● En México, 8 de cada 10 personas tituladas en ingenierías y ciencias fisicomatemáticas son hombres, según datos del INEGI; frente a la brecha, esta dependencia cuenta con una Dirección General técnica integrada mayoritariamente por mujeres jóvenes
● A través de herramientas de cartografía, cruce de datos del Banavim e indicadores socioambientales, las especialistas diagnostican el comportamiento de las violencias municipio por municipio para llevar atención oportuna a donde más se necesita
● Bajo la premisa de que decisiones basadas en datos transforman la realidad, se monitorea la efectividad de los programas estratégicos en todo el territorio nacional
Históricamente, el estudio de la geografía, el territorio y la ciencia de datos ha sido un ámbito predominantemente masculinizado. De acuerdo con el Instituto Nacional de Estadística y Geografía (INEGI), en las áreas de ciencias fisicomatemáticas e ingenierías, 8 de cada 10 personas tituladas en México son hombres.
Frente a esta realidad, esta dependencia cuenta con la Dirección General de Inteligencia, Innovación y Planeación Estratégica, un área técnica integrada mayoritariamente por científicas sociales, geógrafas, cartógrafas e ingenieras jóvenes dedicadas a analizar el territorio con perspectiva de género.
En atención a la encomienda de la Presidenta Claudia Sheinbaum Pardo, de sustentar la política pública en evidencia objetiva, esta dependencia creó desde su origen un equipo interdisciplinario orientado a monitorear y evaluar el impacto del dinero público en el bienestar de las mexicanas.
La cartógrafa adscrita a la Jefatura de Análisis Geoespacial de Datos, Deyani Ávila, resalta que la interpretación de los espacios debe incluir la mirada y vivencia de las mujeres.
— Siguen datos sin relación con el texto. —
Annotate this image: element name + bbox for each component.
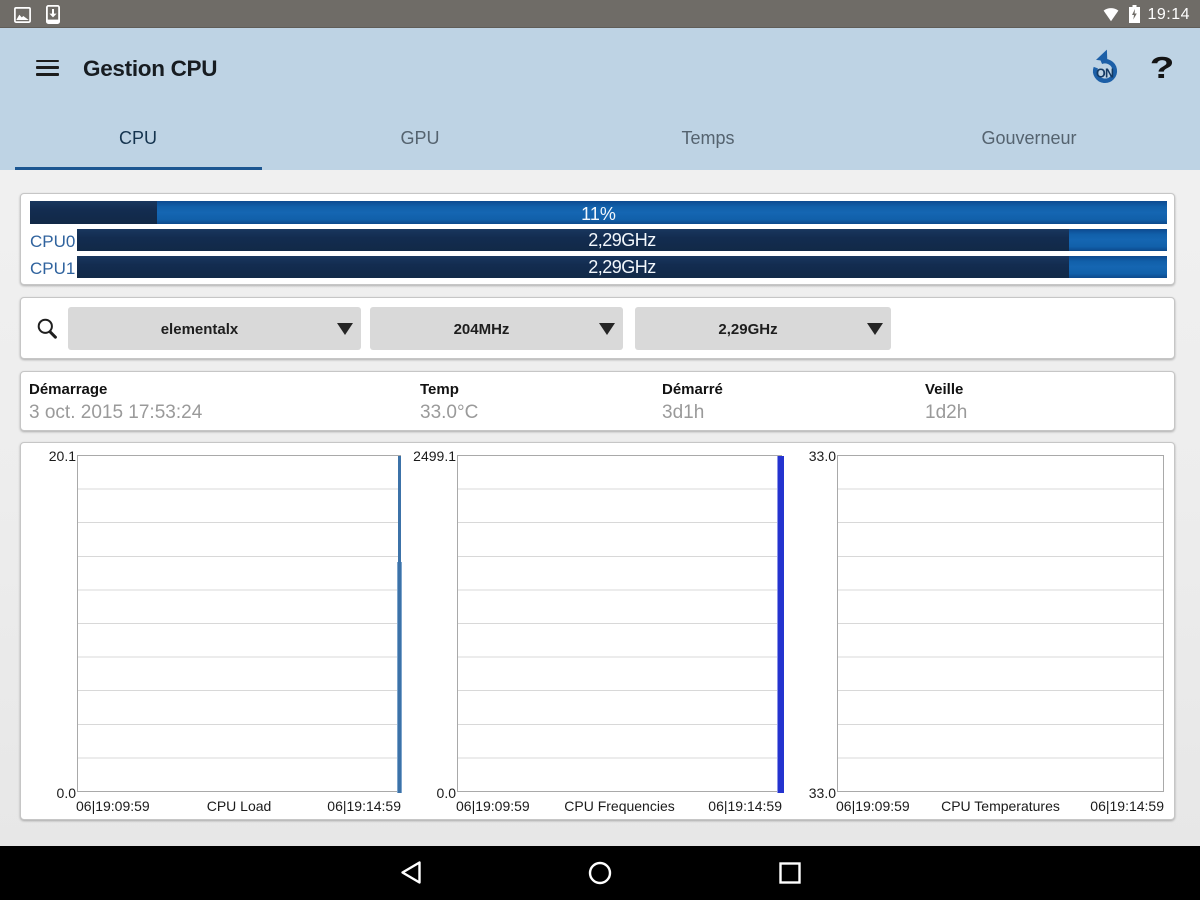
svg-text:ON: ON	[1096, 66, 1114, 80]
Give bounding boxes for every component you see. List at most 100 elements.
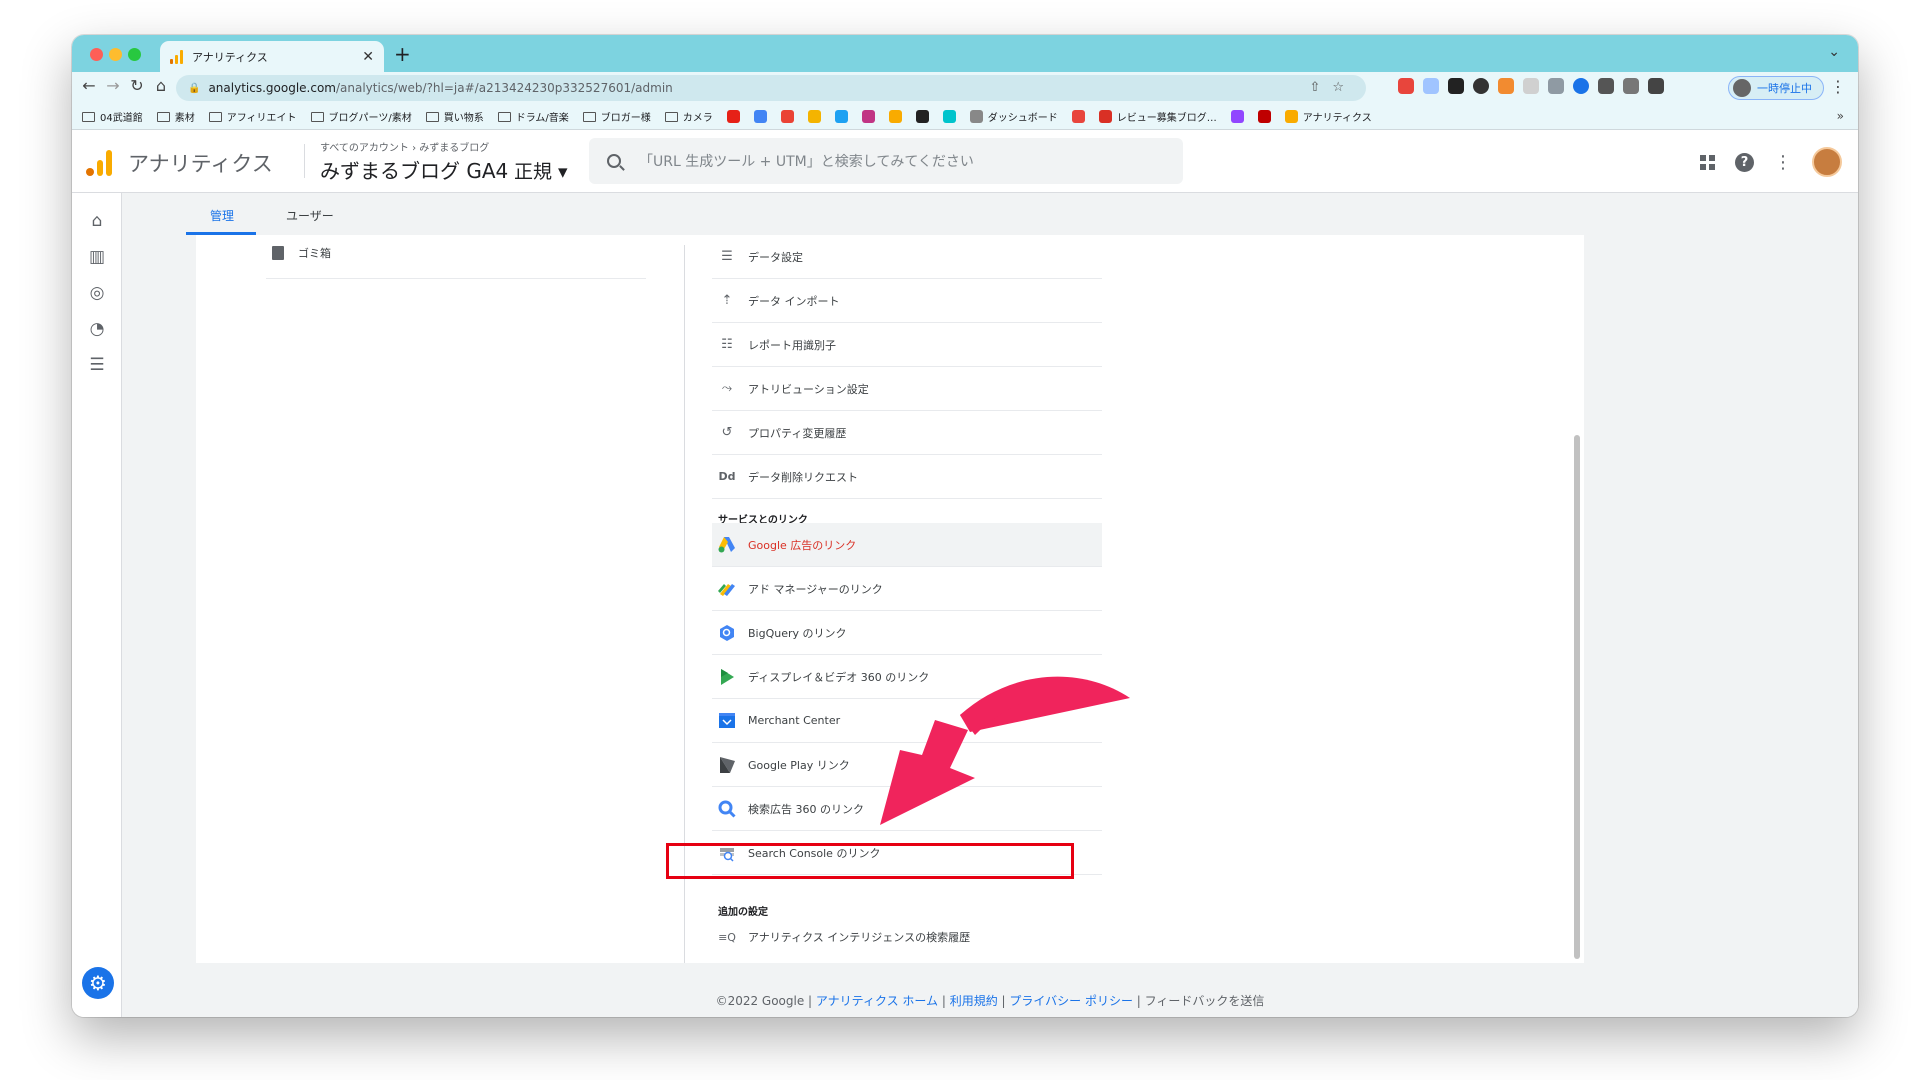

“Un análisis geoespacial implica estudiar la relación entre las personas y el medio ambiente a lo largo del tiempo. En la Secretaría cruzamos los registros del Banco Nacional de Datos e Información sobre Casos de Violencia contra las Mujeres (Banavim) con indicadores de rezago social, pobreza e infraestructura ambiental. No basta con ver dónde ocurre la violencia, hay que entender el contexto para diseñar políticas públicas oportunas. El mundo siempre ha sido nuestro y hoy nos toca dibujarlo y cartografiarlo”, enfatiza.
Por su parte, la directora general de Inteligencia, Innovación y Planeación Estratégica, Patricia Carranza Rodríguez, señala que contar con un equipo de mujeres científicas permite analizar los datos con empatía social.
“Analizar la información con perspectiva de género nos permite definir con precisión dónde desplegar las estrategias prioritarias, como los municipios prioritarios contra el embarazo infantil o la ubicación de los Centros LIBRE. Detrás de cada cifra hay historias, y nuestro compromiso es garantizar que las herramientas estén al servicio de la seguridad de las mujeres”, subraya.
El trabajo de la dirección articula el desarrollo de plataformas propias y la traducción visual de la estadística nacional. La coordinadora de Análisis Estratégico y Estadísticas de Género, Evelyn Trasviña López, explica que su labor consiste en responder preguntas operativas con mapas interactivos.
“Tomamos la información de los programas y del INEGI para entregar líneas visuales y cartográficas sencillas de entender. Ver cómo la sistematización de datos permite dar seguimiento a casos complejos o evaluar la permanencia de una mujer en un refugio es profundamente satisfactorio, porque nos muestra hacia dónde orientar las acciones de prevención”, detalla.
Desde el área de desarrollo de sistemas, la encargada del Banco Nacional de Datos e Innovación en Materia de Género, Paula Navarrete, coincide en el valor de orientar la tecnología hacia causas de justicia social.
“En las carreras técnicas no siempre te enseñan que los sistemas pueden servir para estos temas; como servidoras públicas y como mujeres, merecemos usar buena tecnología para la atención de la violencia y la restitución de derechos”, indica.
A la par, el equipo de planeación y análisis presupuestal asegura que cada peso asignado cuenta con orientación humanista.
“Nuestra labor es verificar que las herramientas técnicas estén al servicio del bienestar; la habilidad tecnológica y la empatía no están peleadas, trabajamos para que el presupuesto público impacte verdaderamente en la vida de las personas”, coinciden las especialistas del área presupuestal tras dar seguimiento a los Anexos Transversales 13, que contribuye al fortalecimiento de la igualdad sustantiva en el país, y 31, con el que se impulsa el Sistema Nacional y Progresivo de Cuidados.
Impulsada por la visión científica y humanista de la primera Presidenta de México, la doctora Claudia Sheinbaum Pardo, esta dependencia demuestra que la ciencia de datos y la inteligencia territorial, comandadas por mujeres, son herramientas de transformación social.